North Korea launches two more missiles into Pacific ‘firing range’
North Korea

North Korea launches two more missiles into Pacific ‘firing range’

The firing of two short-range missiles followed the launch Saturday of an intercontinental ballistic missile, prompting U.S. joint military drills with South Korea and Japan.

SEOUL, South Korea — North Korea fired two short-range ballistic missiles toward Japan on Monday in its second weapons test in three days, prompting Tokyo to call for an emergency meeting of the United Nations Security Council.

The missiles were fired around 7 a.m. (5 p.m. Sunday ET) from a town on North Korea’s west coast just north of the capital, Pyongyang, according to South Korea’s Joint Chiefs of Staff. They flew 210 to 250 miles at a maximum altitude of 30 to 60 miles before they landed off the west coast of Japan. Japan said that both missiles landed outside its exclusive economic zone and that no damage had been reported to aircraft or vessels in the area.

Japan and South Korea condemned the launches as violations of U.N. Security Council resolutions, and Japan said it had lodged a protest through its embassy in Beijing. Japanese Prime Minister Fumio Kishida told reporters that Tokyo had requested an emergency Security Council meeting.

“North Korea’s series of actions threaten the peace and security of our country, the region and also the international community, and they are absolutely unacceptable,” Hirokazu Matsuno, Japan’s chief cabinet secretary, said at a news briefing.

Matsuno said the Japanese government expected North Korea to continue to conduct missile tests, as well as a possible seventh nuclear test, which would be its first since 2017.

Over the weekend, North Korea launched an intercontinental ballistic missile.

A record series of North Korean missile tests since last year, including tests of ICBMs, has significantly raised tensions on the Korean Peninsula and in the broader region. The U.S. and its allies South Korea and Japan have responded by expanding joint military drills that the North decries as a rehearsal for invasion, which the U.S. and other militaries deny.

On Friday, North Korea threatened “unprecedently” strong action against the U.S. and South Korea over planned joint military exercises. The next day, the North fired a Hwasong-15 ICBM in what it called a “sudden launching drill.”

In response to the weapons test Saturday, North Korea’s first since Jan. 1, the U.S. military held bilateral air drills with South Korea and Japan on Sunday that involved strategic bombers.

The U.S. Indo-Pacific Command said in a statement that the additional ballistic missile launches Monday “highlight the destabilizing impact” of North Korea’s unlawful weapons programs. It said the launches did not pose an immediate threat to U.S. personnel or territory and that the U.S. commitments to the defense of South Korea and Japan “remain ironclad.”

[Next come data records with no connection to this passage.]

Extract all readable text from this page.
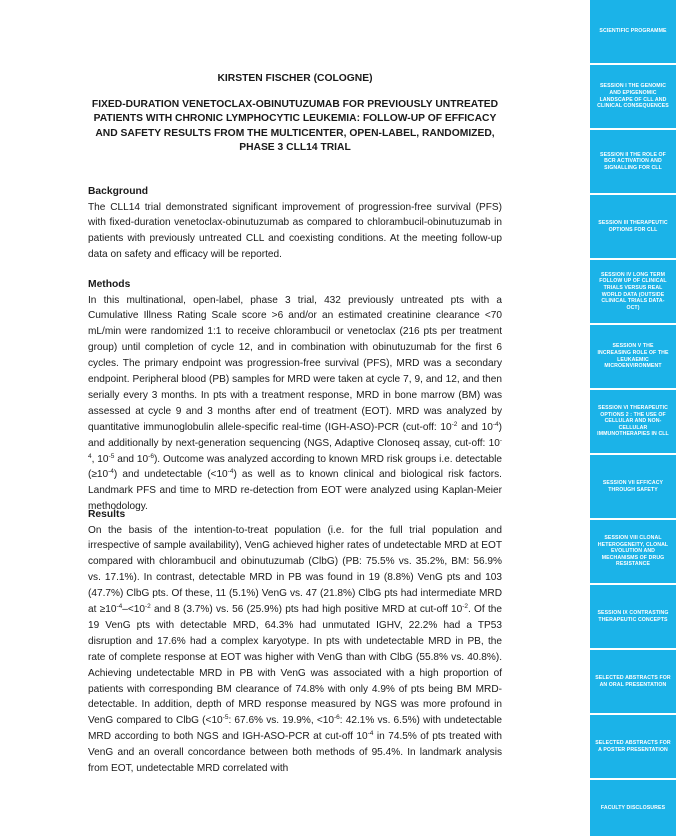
KIRSTEN FISCHER (COLOGNE)
FIXED-DURATION VENETOCLAX-OBINUTUZUMAB FOR PREVIOUSLY UNTREATED PATIENTS WITH CHRONIC LYMPHOCYTIC LEUKEMIA: FOLLOW-UP OF EFFICACY AND SAFETY RESULTS FROM THE MULTICENTER, OPEN-LABEL, RANDOMIZED, PHASE 3 CLL14 TRIAL
Background

The CLL14 trial demonstrated significant improvement of progression-free survival (PFS) with fixed-duration venetoclax-obinutuzumab as compared to chlorambucil-obinutuzumab in patients with previously untreated CLL and coexisting conditions. At the meeting follow-up data on safety and efficacy will be reported.

Methods

In this multinational, open-label, phase 3 trial, 432 previously untreated pts with a Cumulative Illness Rating Scale score >6 and/or an estimated creatinine clearance <70 mL/min were randomized 1:1 to receive chlorambucil or venetoclax (216 pts per treatment group) until completion of cycle 12, and in combination with obinutuzumab for the first 6 cycles. The primary endpoint was progression-free survival (PFS), MRD was a secondary endpoint. Peripheral blood (PB) samples for MRD were taken at cycle 7, 9, and 12, and then serially every 3 months. In pts with a treatment response, MRD in bone marrow (BM) was assessed at cycle 9 and 3 months after end of treatment (EOT). MRD was analyzed by quantitative immunoglobulin allele-specific real-time (IGH-ASO)-PCR (cut-off: $10^{-2}$ and $10^{-4}$) and additionally by next-generation sequencing (NGS, Adaptive Clonoseq assay, cut-off: $10^{-4}$, $10^{-5}$ and $10^{-6}$). Outcome was analyzed according to known MRD risk groups i.e. detectable $(\ge 10^{-4})$ and undetectable $(<10^{-4})$ as well as to known clinical and biological risk factors. Landmark PFS and time to MRD re-detection from EOT were analyzed using Kaplan-Meier methodology.

Results

On the basis of the intention-to-treat population (i.e. for the full trial population and irrespective of sample availability), VenG achieved higher rates of undetectable MRD at EOT compared with chlorambucil and obinutuzumab (ClbG) (PB: 75.5% vs. 35.2%, BM: 56.9% vs. 17.1%). In contrast, detectable MRD in PB was found in 19 (8.8%) VenG pts and 103 (47.7%) ClbG pts. Of these, 11 (5.1%) VenG vs. 47 (21.8%) ClbG pts had intermediate MRD at $\ge 10^{-4}-<10^{-2}$ and 8 (3.7%) vs. 56 (25.9%) pts had high positive MRD at cut-off $10^{-2}$. Of the 19 VenG pts with detectable MRD, 64.3% had unmutated IGHV, 22.2% had a TP53 disruption and 17.6% had a complex karyotype. In pts with undetectable MRD in PB, the rate of complete response at EOT was higher with VenG than with ClbG (55.8% vs. 40.8%). Achieving undetectable MRD in PB with VenG was associated with a high proportion of patients with corresponding BM clearance of 74.8% with only 4.9% of pts being BM MRD-detectable. In addition, depth of MRD response measured by NGS was more profound in VenG compared to ClbG ($<10^{-5}$: 67.6% vs. 19.9%, $<10^{-6}$: 42.1% vs. 6.5%) with undetectable MRD according to both NGS and IGH-ASO-PCR at cut-off $10^{-4}$ in 74.5% of pts treated with VenG and an overall concordance between both methods of 95.4%. In landmark analysis from EOT, undetectable MRD correlated with

SCIENTIFIC PROGRAMME
SESSION I THE GENOMIC AND EPIGENOMIC LANDSCAPE OF CLL AND CLINICAL CONSEQUENCES
SESSION II THE ROLE OF BCR ACTIVATION AND SIGNALLING FOR CLL
SESSION III THERAPEUTIC OPTIONS FOR CLL
SESSION IV LONG TERM FOLLOW UP OF CLINICAL TRIALS VERSUS REAL WORLD DATA (OUTSIDE CLINICAL TRIALS DATA-OCT)
SESSION V THE INCREASING ROLE OF THE LEUKAEMIC MICROENVIRONMENT
SESSION VI THERAPEUTIC OPTIONS 2 : THE USE OF CELLULAR AND NON-CELLULAR IMMUNOTHERAPIES IN CLL
SESSION VII EFFICACY THROUGH SAFETY
SESSION VIII CLONAL HETEROGENEITY, CLONAL EVOLUTION AND MECHANISMS OF DRUG RESISTANCE
SESSION IX CONTRASTING THERAPEUTIC CONCEPTS
SELECTED ABSTRACTS FOR AN ORAL PRESENTATION
SELECTED ABSTRACTS FOR A POSTER PRESENTATION
FACULTY DISCLOSURES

North Korea said the drill involved its 600 mm multiple-rocket launcher system and simulated strikes on targets up to 245 miles away. The launches demonstrated the Korean People’s Army’s “full readiness to deter and will to counter” U.S. and South Korean forces, according to North Korean state media.

In a statement after the launches, Kim Yo Jong, the powerful sister of North Korean leader Kim Jong Un, warned U.S. forces to halt military drills.

“The frequency of using the Pacific as our firing range depends upon the U.S. forces’ action character,” she said in a statement carried by North Korean state media.

It followed a similar statement in which she said Sunday that North Korea would take “overwhelming counteraction” against any perceived direct or indirect threat.

Kim Yo Jong also defended the North’s missile technology and capabilities, citing South Korean reports that it had taken more than nine hours for North Korea to launch the ICBM on Saturday after the written order was made.

Recent statements out of Pyongyang have shown disdain for international skepticism about North Korea’s weapons technology, said Leif-Eric Easley, a professor of international studies at Ewha Womans University in Seoul.

“The Kim regime’s claims of short-notice launches are thus intended to demonstrate not only the development of strategic and tactical nuclear forces, but also the operational capability to use them,” he said in an email.

The ICBM launch came a day after Kim took his daughter to a sports event in the first time she has been seen in a nonmilitary setting. The girl, who is believed to be about 10 years old and named Kim Ju Ae, has made a number of public appearances since last year, although South Korea says it is too early to determine whether she is being groomed as her father’s successor.

The sports event Friday was held in celebration of a national holiday marking the birthday of Kim’s father and predecessor, the late Kim Jong Il. The ICBM test on Saturday may have been another way of honoring the elder Kim, in addition to backing up North Korean threats over U.S.-South Korean military cooperation, Easley said.

Kim has been developing his weapons programs even as North Korea faces serious food shortages, a situation South Korea said last week appears to have worsened.